Out with the old and in with the new
At STBY we have a few boxes hidden away in the dark corners of a deep cabinet. They are treasure troves of ageing gadgets: old school cameras, outdated audio recorders, handheld camcorders and an array of impressive data storage devices. Are these gadgets all remnants of a bygone era of design research? With the powerful smartphones of today, the pervasiveness of cloud storage and some nifty new apps, I’d argue yes.
Is the smartphone becoming the multi-tool for design research?

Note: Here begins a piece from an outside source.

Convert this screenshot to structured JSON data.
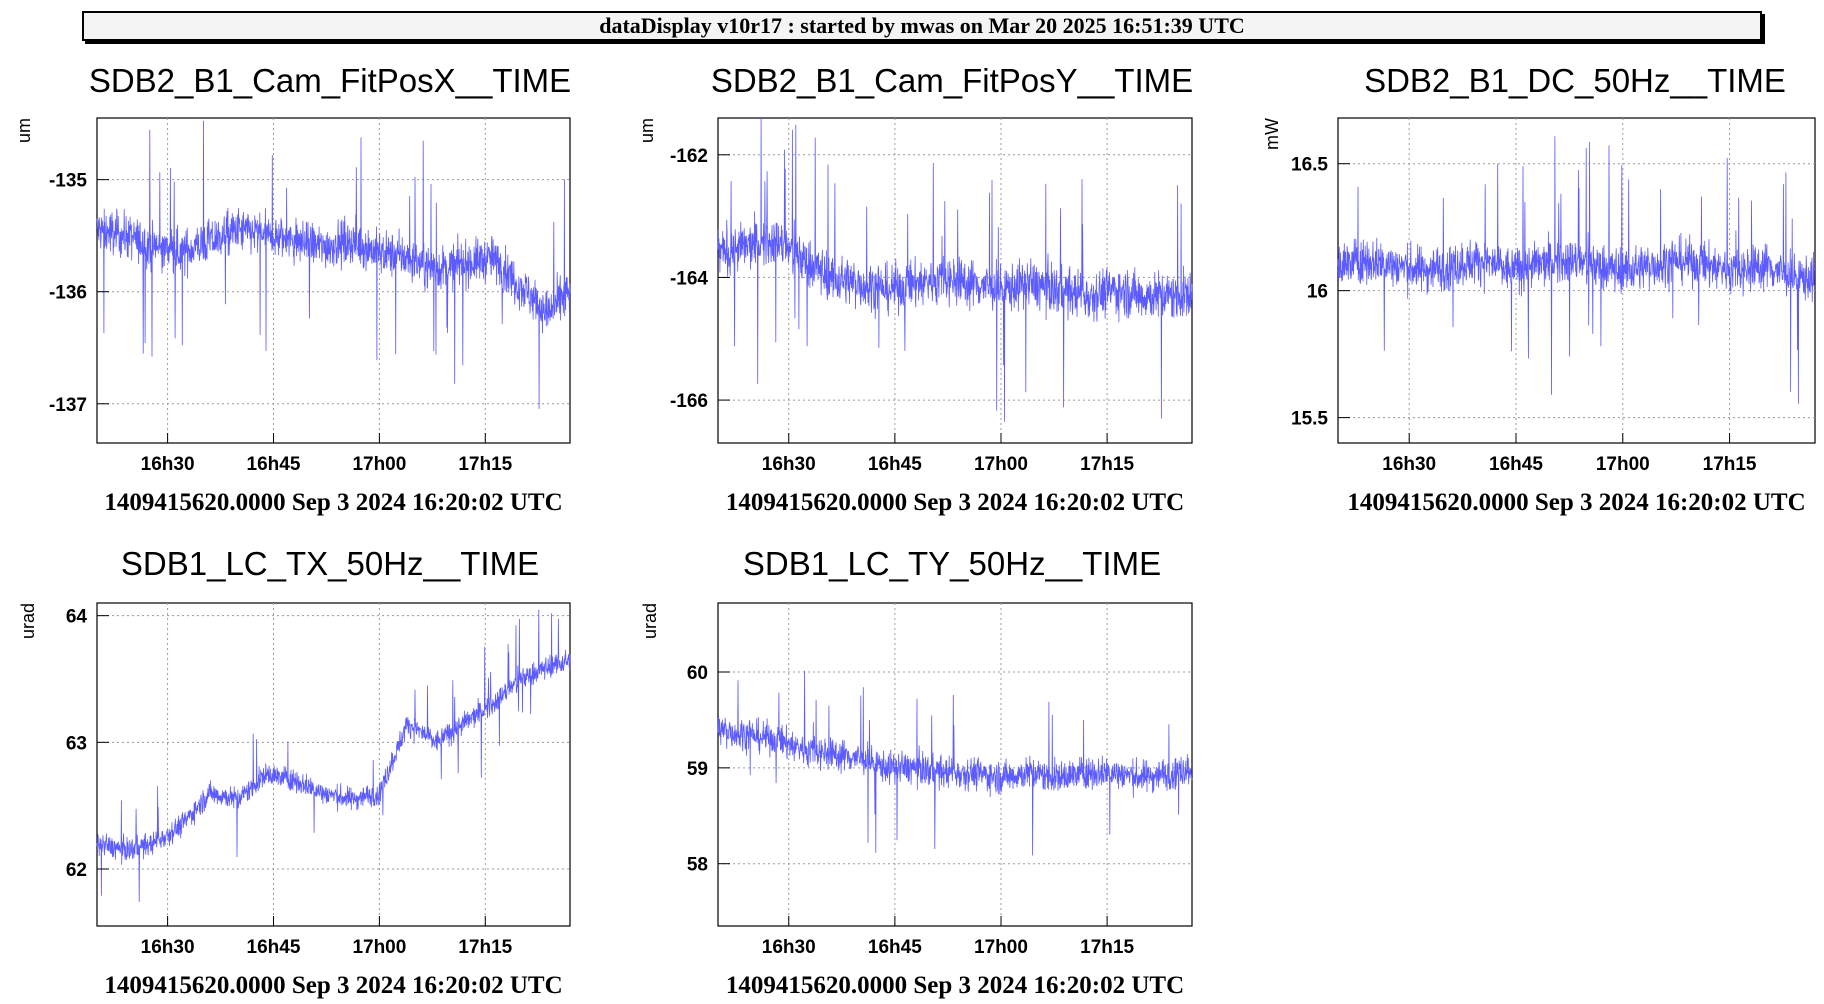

Although I still pack an external audio recorder and my Sony a7 Mirrorless Camera for most fieldwork trips, I have recently started turning to an iPhone 7 for a lot more than I used to. Geared with the right apps and charged with enough battery, I have found that it is a setup that streamlines data capture and uploading without really sacrificing quality.
Quality photographs and video play such a huge role in sharing and reporting design research, especially in telling the stories from the field to people who were unable to be there. In that sense, I won’t even try to compare the professional quality of cameras and camcorders with that of smartphones. For projects that allow for this type of equipment and editing, it is silly not to use them. But for most of our projects, we need quick and nimble tools; with the latest gadgets and software on the market, we are increasingly able to pack light and deliver quality documentation.

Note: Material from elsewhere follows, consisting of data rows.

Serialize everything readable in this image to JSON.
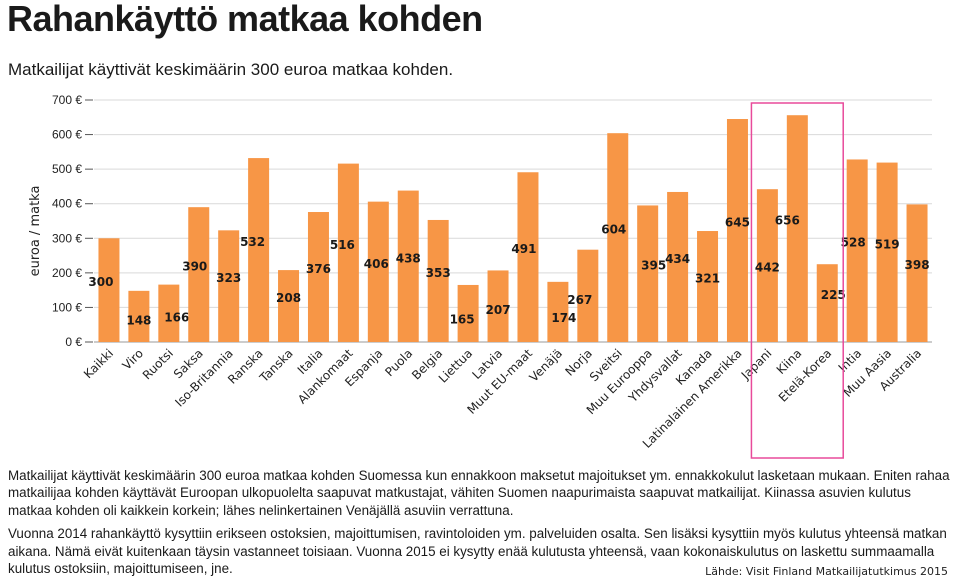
{
  "header": {
    "title": "Rahankäyttö matkaa kohden",
    "subtitle": "Matkailijat käyttivät keskimäärin 300 euroa matkaa kohden."
  },
  "chart_data": {
    "type": "bar",
    "ylabel": "euroa / matka",
    "ylim": [
      0,
      700
    ],
    "yticks": [
      0,
      100,
      200,
      300,
      400,
      500,
      600,
      700
    ],
    "ytick_labels": [
      "0 €",
      "100 €",
      "200 €",
      "300 €",
      "400 €",
      "500 €",
      "600 €",
      "700 €"
    ],
    "grid": true,
    "categories": [
      "Kaikki",
      "Viro",
      "Ruotsi",
      "Saksa",
      "Iso-Britannia",
      "Ranska",
      "Tanska",
      "Italia",
      "Alankomaat",
      "Espanja",
      "Puola",
      "Belgia",
      "Liettua",
      "Latvia",
      "Muut EU-maat",
      "Venäjä",
      "Norja",
      "Sveitsi",
      "Muu Eurooppa",
      "Yhdysvallat",
      "Kanada",
      "Latinalainen Amerikka",
      "Japani",
      "Kiina",
      "Etelä-Korea",
      "Intia",
      "Muu Aasia",
      "Australia"
    ],
    "values": [
      300,
      148,
      166,
      390,
      323,
      532,
      208,
      376,
      516,
      406,
      438,
      353,
      165,
      207,
      491,
      174,
      267,
      604,
      395,
      434,
      321,
      645,
      442,
      656,
      225,
      528,
      519,
      398
    ],
    "highlight": [
      "Japani",
      "Kiina",
      "Etelä-Korea"
    ],
    "bar_color": "#f79646",
    "highlight_color": "#e84a9a"
  },
  "body": {
    "paragraph1": "Matkailijat käyttivät keskimäärin 300 euroa matkaa kohden Suomessa kun ennakkoon maksetut majoitukset ym. ennakkokulut lasketaan mukaan. Eniten rahaa matkailijaa kohden käyttävät Euroopan ulkopuolelta saapuvat matkustajat, vähiten Suomen naapurimaista saapuvat matkailijat. Kiinassa asuvien kulutus matkaa kohden oli kaikkein korkein; lähes nelinkertainen Venäjällä asuviin verrattuna.",
    "paragraph2": "Vuonna 2014 rahankäyttö kysyttiin erikseen ostoksien, majoittumisen, ravintoloiden ym. palveluiden osalta. Sen lisäksi kysyttiin myös kulutus yhteensä matkan aikana. Nämä eivät kuitenkaan täysin vastanneet toisiaan. Vuonna 2015 ei kysytty enää kulutusta yhteensä, vaan kokonaiskulutus on laskettu summaamalla kulutus ostoksiin, majoittumiseen, jne."
  },
  "source": "Lähde: Visit Finland Matkailijatutkimus 2015"
}
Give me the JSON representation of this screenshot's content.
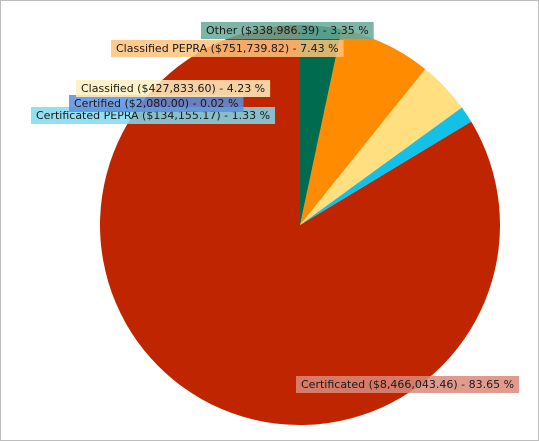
{
  "chart_data": {
    "type": "pie",
    "title": "",
    "slices": [
      {
        "name": "Certificated",
        "amount": "$8,466,043.46",
        "percent": 83.65,
        "text": "Certificated ($8,466,043.46) - 83.65 %",
        "color": "#bf2600",
        "label_bg": "#dc8a7a"
      },
      {
        "name": "Certificated PEPRA",
        "amount": "$134,155.17",
        "percent": 1.33,
        "text": "Certificated PEPRA ($134,155.17) - 1.33 %",
        "color": "#12c1e8",
        "label_bg": "#7fdbef"
      },
      {
        "name": "Certified",
        "amount": "$2,080.00",
        "percent": 0.02,
        "text": "Certified ($2,080.00) - 0.02 %",
        "color": "#2e6fd8",
        "label_bg": "#5b8fe0"
      },
      {
        "name": "Classified",
        "amount": "$427,833.60",
        "percent": 4.23,
        "text": "Classified ($427,833.60) - 4.23 %",
        "color": "#ffdf80",
        "label_bg": "#fff0bf"
      },
      {
        "name": "Classified PEPRA",
        "amount": "$751,739.82",
        "percent": 7.43,
        "text": "Classified PEPRA ($751,739.82) - 7.43 %",
        "color": "#ff8c00",
        "label_bg": "#ffc27a"
      },
      {
        "name": "Other",
        "amount": "$338,986.39",
        "percent": 3.35,
        "text": "Other ($338,986.39) - 3.35 %",
        "color": "#006b4f",
        "label_bg": "#66a896"
      }
    ]
  }
}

Experimenting with new recording, transcription and video equipment
That’s why we are currently experimenting with some new recording, transcription and video software, like Otter, to help streamline the documentation process. As the image quality on the latest smartphones is getting better with each release I increasingly find myself using it as a camera in the field. With a solid wifi connection I can quickly, easily and wirelessly upload all of my documentation from my smartphone to the relevant project folder on Google Drive before I even return to the studio.

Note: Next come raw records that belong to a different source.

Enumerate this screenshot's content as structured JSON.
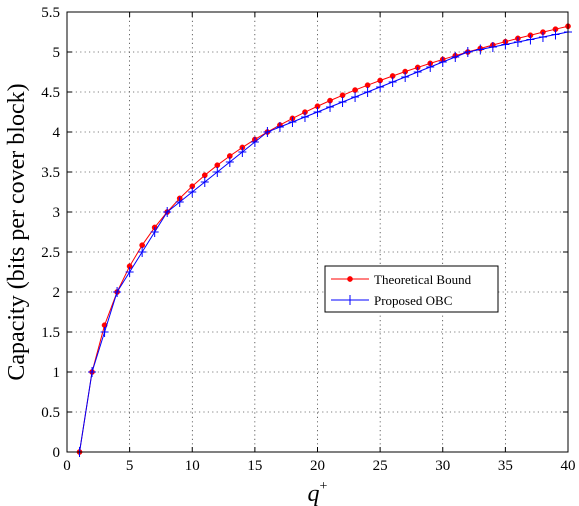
{
  "chart_data": {
    "type": "line",
    "xlabel": "q",
    "xlabel_superscript": "+",
    "ylabel": "Capacity (bits per cover block)",
    "xlim": [
      0,
      40
    ],
    "ylim": [
      0,
      5.5
    ],
    "xticks": [
      0,
      5,
      10,
      15,
      20,
      25,
      30,
      35,
      40
    ],
    "yticks": [
      0,
      0.5,
      1,
      1.5,
      2,
      2.5,
      3,
      3.5,
      4,
      4.5,
      5,
      5.5
    ],
    "xtick_labels": [
      "0",
      "5",
      "10",
      "15",
      "20",
      "25",
      "30",
      "35",
      "40"
    ],
    "ytick_labels": [
      "0",
      "0.5",
      "1",
      "1.5",
      "2",
      "2.5",
      "3",
      "3.5",
      "4",
      "4.5",
      "5",
      "5.5"
    ],
    "grid": true,
    "legend_position": "center-right",
    "series": [
      {
        "name": "Theoretical Bound",
        "color": "#ff0000",
        "marker": "dot",
        "x": [
          1,
          2,
          3,
          4,
          5,
          6,
          7,
          8,
          9,
          10,
          11,
          12,
          13,
          14,
          15,
          16,
          17,
          18,
          19,
          20,
          21,
          22,
          23,
          24,
          25,
          26,
          27,
          28,
          29,
          30,
          31,
          32,
          33,
          34,
          35,
          36,
          37,
          38,
          39,
          40
        ],
        "values": [
          0,
          1,
          1.585,
          2,
          2.322,
          2.585,
          2.807,
          3,
          3.17,
          3.322,
          3.459,
          3.585,
          3.7,
          3.807,
          3.907,
          4,
          4.087,
          4.17,
          4.248,
          4.322,
          4.392,
          4.459,
          4.524,
          4.585,
          4.644,
          4.7,
          4.755,
          4.807,
          4.858,
          4.907,
          4.954,
          5,
          5.044,
          5.087,
          5.129,
          5.17,
          5.209,
          5.248,
          5.285,
          5.322
        ]
      },
      {
        "name": "Proposed OBC",
        "color": "#0000ff",
        "marker": "plus",
        "x": [
          1,
          2,
          3,
          4,
          5,
          6,
          7,
          8,
          9,
          10,
          11,
          12,
          13,
          14,
          15,
          16,
          17,
          18,
          19,
          20,
          21,
          22,
          23,
          24,
          25,
          26,
          27,
          28,
          29,
          30,
          31,
          32,
          33,
          34,
          35,
          36,
          37,
          38,
          39,
          40
        ],
        "values": [
          0,
          1,
          1.5,
          2,
          2.25,
          2.5,
          2.75,
          3,
          3.125,
          3.25,
          3.375,
          3.5,
          3.625,
          3.75,
          3.875,
          4,
          4.0625,
          4.125,
          4.1875,
          4.25,
          4.3125,
          4.375,
          4.4375,
          4.5,
          4.5625,
          4.625,
          4.6875,
          4.75,
          4.8125,
          4.875,
          4.9375,
          5,
          5.03125,
          5.0625,
          5.09375,
          5.125,
          5.15625,
          5.1875,
          5.21875,
          5.25
        ]
      }
    ]
  }
}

For videography, we’ve been playing around with a FeiyuiTech handheld Gimbal stabiliser for some professional smartphone video capture. It has the potential to deliver top quality footage without the need for an entirely separate device. We have also experimented with a few of the latest wearable micro-cameras for auto-ethnographic applications, a Ricoh Theta camera for 360 degree image and video capture, and have even built our own device, the Autocam, as part of an Innovate UK research funded project.
We can’t forget quality and ethics
There are of course some ethical and normative issues that must be considered when we talk about lean and connected kit. Using smartphones and wearable cameras in the field does not look or feel as professional; there is a sense of legitimacy that a serious camera and audio recorder bring. Design researchers of the future must develop new practices when in the field, making people fully aware that they are recording and capturing via their smartphones and clarifying what will happen to their data.
Geared for the future with a twinge of nostalgia
This new breed of design research tools has the power to change fieldwork documentation in terms of speed and efficiency. In the future, I envision interactive fieldwork ‘feeds’, perhaps something like an Instagram for researchers, with semi-live video, drone footage and audio scattered throughout. Airtable seems to be going in this direction, thankfully providing an alternative to archaic qualitative data analysis software.
In this future, it will be about capturing, sharing and tagging multiple research ‘nuggets’ quickly and easily- from interviews to observations, workshops and walkthroughs. Auto-tagging will help us find, filter and analyse what’s relevant and auto-blur will help us safeguard privacy and anonymity. The nimble, lean, connected kit might be best suited for this job, but I’ll still be carrying my black MUJI 0.5 pen and A5 lined notepad. For now at least, technology can’t replace the connection between mind, pen and paper.